“Writers Guild on strike!”, “No pages without fair wages”. Sono migliaia gli sceneggiatori televisivi e cinematografici americani che da martedì 2 maggio stanno scioperando ad Hollywood dopo il fallimento delle trattative coi principali studi e piattaforme sull’aumento delle loro retribuzioni.
Il Consiglio del sindacato degli sceneggiatori Writers Guild of America (Wga), “agendo sotto l’autorità conferita dai suoi membri, ha votato all’unanimità a favore di un ricorso allo sciopero” entrato in vigore da oggi.
Non è la prima volta che l’unione sindacale manifesta nella capitale americana del cinema. Già nel 2007 e nel 2008 la WGA aveva indetto uno sciopero, durato 100 giorni, denunciando le condizioni di lavoro degli sceneggiatori americani. Il blocco costò all’economia di Los Angeles circa 2,1 miliardi di dollari con un impatto negativo sull’intero comparto cinematografico statunitense.

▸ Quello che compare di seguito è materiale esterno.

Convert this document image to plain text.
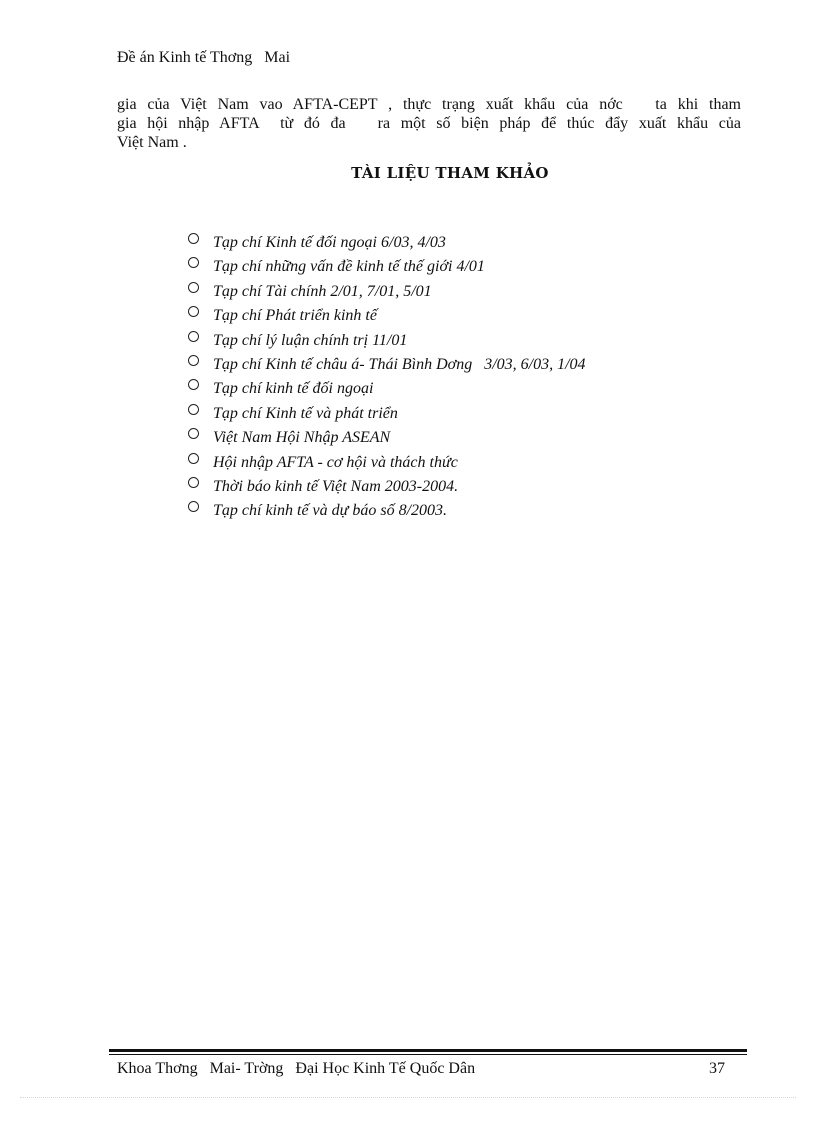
Đề án Kinh tế Thơng   Mai
gia của Việt Nam vao AFTA-CEPT , thực trạng xuất khẩu của nớc   ta khi tham
gia hội nhập AFTA  từ đó đa   ra một số biện pháp để thúc đẩy xuất khẩu của
Việt Nam .
TÀI LIỆU THAM KHẢO
Tạp chí Kinh tế đối ngoại 6/03, 4/03
Tạp chí những vấn đề kinh tế thế giới 4/01
Tạp chí Tài chính 2/01, 7/01, 5/01
Tạp chí Phát triển kinh tế
Tạp chí lý luận chính trị 11/01
Tạp chí Kinh tế châu á- Thái Bình Dơng   3/03, 6/03, 1/04
Tạp chí kinh tế đối ngoại
Tạp chí Kinh tế và phát triển
Việt Nam Hội Nhập ASEAN
Hội nhập AFTA - cơ hội và thách thức
Thời báo kinh tế Việt Nam 2003-2004.
Tạp chí kinh tế và dự báo số 8/2003.
Khoa Thơng   Mai- Trờng   Đại Học Kinh Tế Quốc Dân	37
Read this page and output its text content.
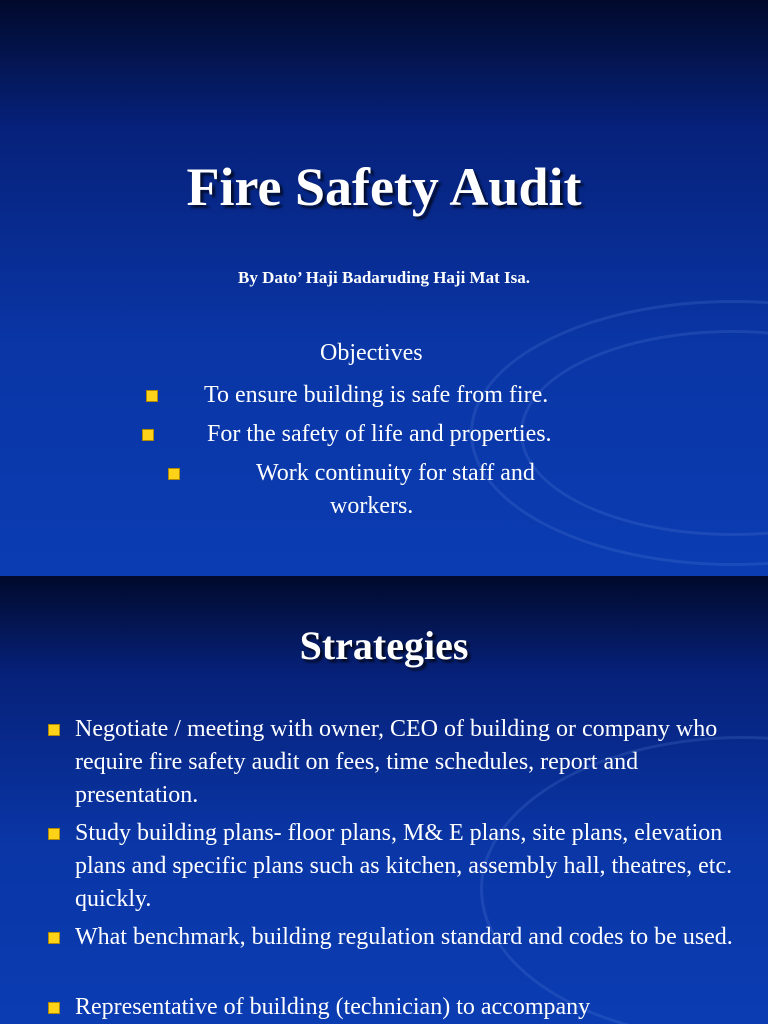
Fire Safety Audit
By Dato’ Haji Badaruding Haji Mat Isa.
Objectives
To ensure building is safe from fire.
For the safety of life and properties.
Work continuity for staff and
workers.
Strategies
Negotiate / meeting with owner, CEO of building or company who require fire safety audit on fees, time schedules, report and presentation.
Study building plans- floor plans, M& E plans, site plans, elevation plans and specific plans such as kitchen, assembly hall, theatres, etc. quickly.
What benchmark, building regulation standard and codes to be used.
Representative of building (technician) to accompany
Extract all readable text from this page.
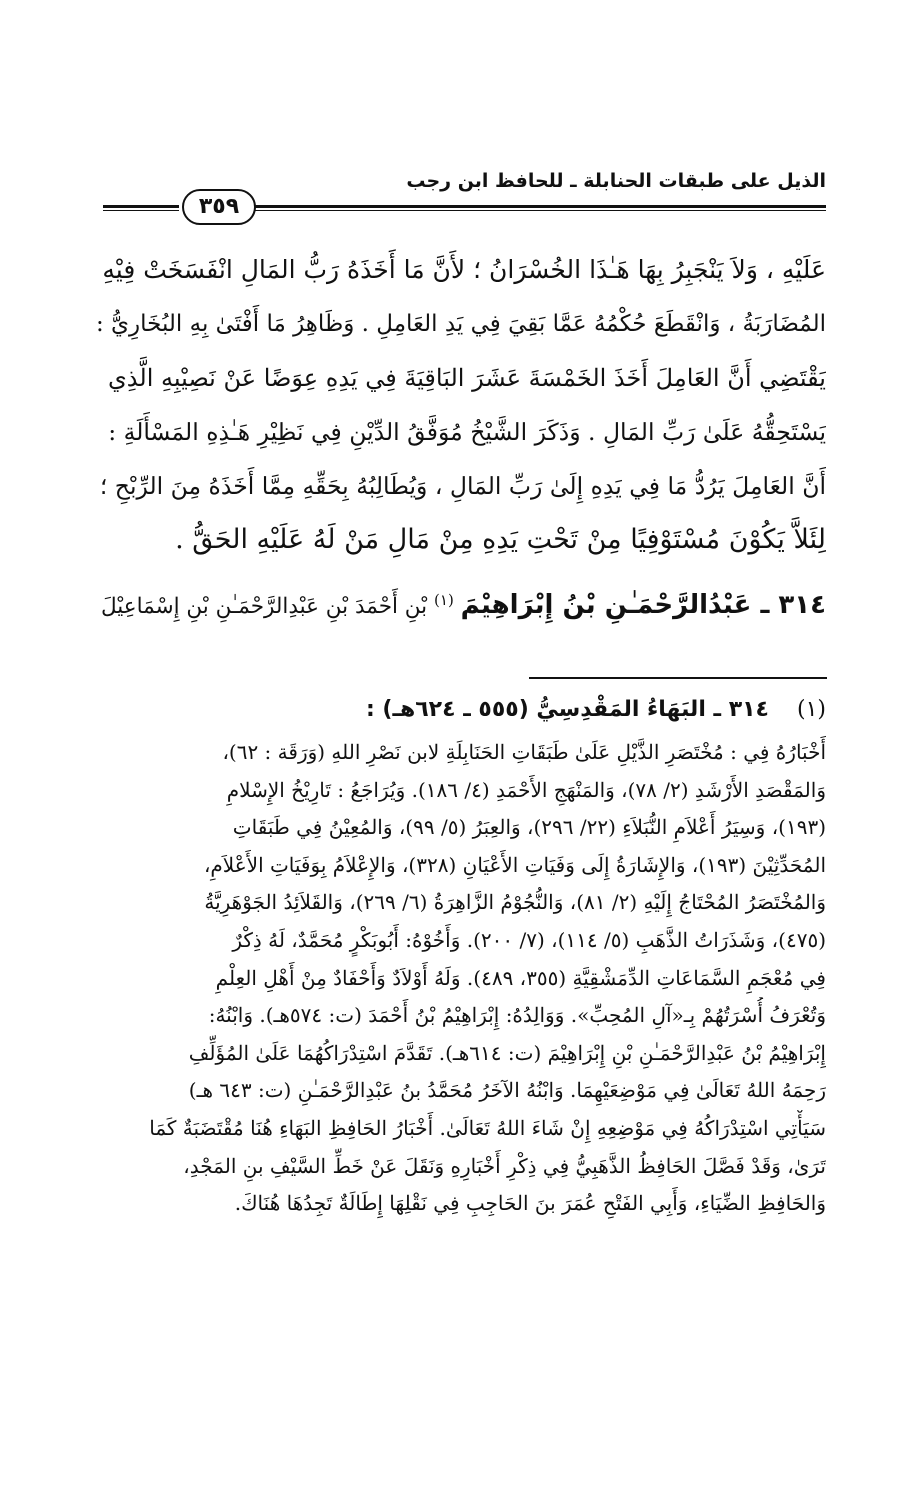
الذيل على طبقات الحنابلة ـ للحافظ ابن رجب
٣٥٩
عَلَيْهِ ، وَلاَ يَنْجَبِرُ بِهَا هَـٰذَا الخُسْرَانُ ؛ لأَنَّ مَا أَخَذَهُ رَبُّ المَالِ انْفَسَخَتْ فِيْهِ
المُضَارَبَةُ ، وَانْقَطَعَ حُكْمُهُ عَمَّا بَقِيَ فِي يَدِ العَامِلِ . وَظَاهِرُ مَا أَفْتَىٰ بِهِ البُخَارِيُّ :
يَقْتَضِي أَنَّ العَامِلَ أَخَذَ الخَمْسَةَ عَشَرَ البَاقِيَةَ فِي يَدِهِ عِوَضًا عَنْ نَصِيْبِهِ الَّذِي
يَسْتَحِقُّهُ عَلَىٰ رَبِّ المَالِ . وَذَكَرَ الشَّيْخُ مُوَفَّقُ الدِّيْنِ فِي نَظِيْرِ هَـٰذِهِ المَسْأَلَةِ :
أَنَّ العَامِلَ يَرُدُّ مَا فِي يَدِهِ إِلَىٰ رَبِّ المَالِ ، وَيُطَالِبُهُ بِحَقِّهِ مِمَّا أَخَذَهُ مِنَ الرِّبْحِ ؛
لِئَلاَّ يَكُوْنَ مُسْتَوْفِيًا مِنْ تَحْتِ يَدِهِ مِنْ مَالِ مَنْ لَهُ عَلَيْهِ الحَقُّ .
٣١٤ ـ عَبْدُالرَّحْمَـٰنِ بْنُ إِبْرَاهِيْمَ $^{(١)}$ بْنِ أَحْمَدَ بْنِ عَبْدِالرَّحْمَـٰنِ بْنِ إِسْمَاعِيْلَ
(١)    ٣١٤ ـ البَهَاءُ المَقْدِسِيُّ (٥٥٥ ـ ٦٢٤هـ) :
أَخْبَارُهُ فِي : مُخْتَصَرِ الذَّيْلِ عَلَىٰ طَبَقَاتِ الحَنَابِلَةِ لابن نَصْرِ اللهِ (وَرَقَة : ٦٢)،
وَالمَقْصَدِ الأَرْشَدِ (٢/ ٧٨)، وَالمَنْهَجِ الأَحْمَدِ (٤/ ١٨٦). وَيُرَاجَعُ : تَارِيْخُ الإِسْلامِ
(١٩٣)، وَسِيَرُ أَعْلاَمِ النُّبَلاَءِ (٢٢/ ٢٩٦)، وَالعِبَرُ (٥/ ٩٩)، وَالمُعِيْنُ فِي طَبَقَاتِ
المُحَدِّثِيْنَ (١٩٣)، وَالإِشَارَةُ إِلَى وَفَيَاتِ الأَعْيَانِ (٣٢٨)، وَالإِعْلاَمُ بِوَفَيَاتِ الأَعْلاَمِ،
وَالمُخْتَصَرُ المُحْتَاجُ إِلَيْهِ (٢/ ٨١)، وَالنُّجُوْمُ الزَّاهِرَةُ (٦/ ٢٦٩)، وَالقَلاَئِدُ الجَوْهَرِيَّةُ
(٤٧٥)، وَشَذَرَاتُ الذَّهَبِ (٥/ ١١٤)، (٧/ ٢٠٠). وَأَخُوْهُ: أَبُوبَكْرٍ مُحَمَّدٌ، لَهُ ذِكْرٌ
فِي مُعْجَمِ السَّمَاعَاتِ الدِّمَشْقِيَّةِ (٣٥٥، ٤٨٩). وَلَهُ أَوْلاَدٌ وَأَحْفَادٌ مِنْ أَهْلِ العِلْمِ
وَتُعْرَفُ أُسْرَتُهُمْ بِـ«آلِ المُحِبِّ». وَوَالِدُهُ: إِبْرَاهِيْمُ بْنُ أَحْمَدَ (ت: ٥٧٤هـ). وَابْنُهُ:
إِبْرَاهِيْمُ بْنُ عَبْدِالرَّحْمَـٰنِ بْنِ إِبْرَاهِيْمَ (ت: ٦١٤هـ). تَقَدَّمَ اسْتِدْرَاكُهُمَا عَلَىٰ المُؤَلِّفِ
رَحِمَهُ اللهُ تَعَالَىٰ فِي مَوْضِعَيْهِمَا. وَابْنُهُ الآخَرُ مُحَمَّدُ بنُ عَبْدِالرَّحْمَـٰنِ (ت: ٦٤٣ هـ)
سَيَأْتِي اسْتِدْرَاكُهُ فِي مَوْضِعِهِ إِنْ شَاءَ اللهُ تَعَالَىٰ. أَخْبَارُ الحَافِظِ البَهَاءِ هُنَا مُقْتَضَبَةٌ كَمَا
تَرَىٰ، وَقَدْ فَصَّلَ الحَافِظُ الذَّهَبِيُّ فِي ذِكْرِ أَخْبَارِهِ وَنَقَلَ عَنْ خَطِّ السَّيْفِ بنِ المَجْدِ،
وَالحَافِظِ الضِّيَاءِ، وَأَبِي الفَتْحِ عُمَرَ بنَ الحَاجِبِ فِي نَقْلِهَا إِطَالَةٌ تَجِدُهَا هُنَاكَ.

15 anni dopo i sindacati che rappresentano gli scrittori dello spettacolo in America sono scesi nuovamente nelle strade della città. La protesta ha contrapposto 11.500 televisioni e sceneggiatori contro le principali società di produzione e distribuzioni cinematografiche. Tra queste: Disney, Paramount, Warner Bros Discovery, Sony, Netflix, Amazon e Apple.
Già a metà aprile la Wga aveva dato un segnale importante sull’umore interno dei lavoratori dello spettacolo; quasi il 98% dei votanti (9.218, il 78% del totale degli iscritti al sindacato) si era dichiarato a favore di una manifestazione per vedere riconosciuto il proprio diritto ad un aumento dei compensi.
“Sebbene il nostro comitato di negoziazione abbia avviato questo processo con l’intento di fare un accordo equo, le risposte degli studi sono state del tutto insufficienti data la crisi esistenziale che gli scrittori stanno affrontando” ha dichiarato pubblicamente su Twitter il Consiglio del sindacato.
Stavolta, sul tavolo delle controversie, non ci sono solamente le denunce da parte degli sceneggiatori sulla retribuzione non adeguatamente assicurata e insufficiente.
Nel corso della trattativa è stato contestato lo spinoso tema dei diritti d’autore per i lavoratori del comparto cinematografico destinati alle piattaforme di streaming e l’utilizzo sempre più frequente delle “mini room”, che non garantiscono agli sceneggiatori un compenso sicuro per il lavoro svolto nel caso in cui il progetto non venga approvato.
Sull’esito negativo del negoziato pesa anche l’utilizzo sempre più crescente dell’intelligenza artificiale già nelle prime fasi di produzione dei film. Un fenomeno denunciato dai nomi più affermati del cinema, tra cui il regista Steven Spielberg.
L’effetto dello sciopero cominciato oggi potrebbe avere conseguenze molto serie nel settore, non solo statunitense, ma anche mondiale.
Già la produzione cinematografica e televisiva a Los Angeles nel primo timestre del 2023 è crollata del 24%, come rilevato da FilmLA.